Eine Mitwirkung des „abgewählten Bürgermeisters” Jürgen Heckel im Aufsichtsrat der LGS sehen die drei Fraktionen, die Philipp Flierl als gemeinsamen Bürgermeisterkandidaten aufgestellt hatten, der dann gewählt wurde, mit „großer Skepsis”. Die Grundlage für ein konstruktives und vertrauensvolles Miteinander fehle, heißt es in der Pressemitteilung.
Öffentlich habe er negativ über die Landesgartenschau-Gesellschaft gesprochen. Das sei nicht alles gewesen. Auch Heckels Verhalten „nach seiner Abwahl“ kritisieren CSU, FWG und Liste Land. Er habe „seine Amtsgeschäfte bereits in der Wahlnacht faktisch niedergelegt“, anstatt diese „verantwortungsvoll bis zum Ende der Amtsperiode“ fortzuführen.

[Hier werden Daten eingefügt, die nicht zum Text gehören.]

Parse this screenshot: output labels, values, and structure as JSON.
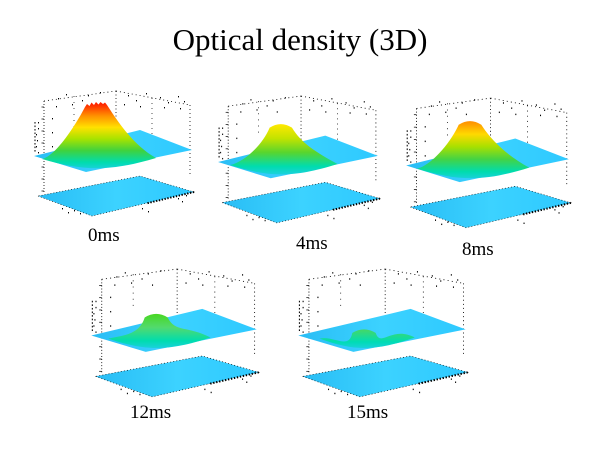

Eine „geordnete und transparente Amtsübergabe“ habe nie stattgefunden, heißt es, obwohl Heckel dies immer wieder beteuert habe. Das lasse die drei Fraktionen daran zweifeln, „ob eine sachliche und zielführende Mitarbeit in dem Gremium des Aufsichtsrates der Landesgartenschau gewährleistet ist“.
Sorge bereite ihnen, dass Heckel die Schuld an „Fehlentwicklungen“ immer anderen gebe. Der ehemalige Bürgermeister übernehme keine Verantwortung „für Probleme, die während seiner Amtszeit entstanden sind, obwohl die maßgebliche Führungsverantwortung bei ihm lag“. Für CSU, FWG und Liste Land sei das ein Widerspruch zu Transparenz, Verantwortungsbewusstsein und Führungsstärke.
„Gerade bei einem Projekt von der Bedeutung der LGS ist ein respektvoller, verlässlicher und kooperativer Umgang aller Beteiligten unerlässlich“, schreiben die Fraktionen und weisen auf das knappe Zeitfenster bis zur Fertigstellung der LGS hin. „Störungen und Verzögerungen“ könne man sich nicht mehr leisten. „Im Sinne des Projekterfolges haben wir deshalb diese Entscheidung so getroffen“, heißt es abschließend.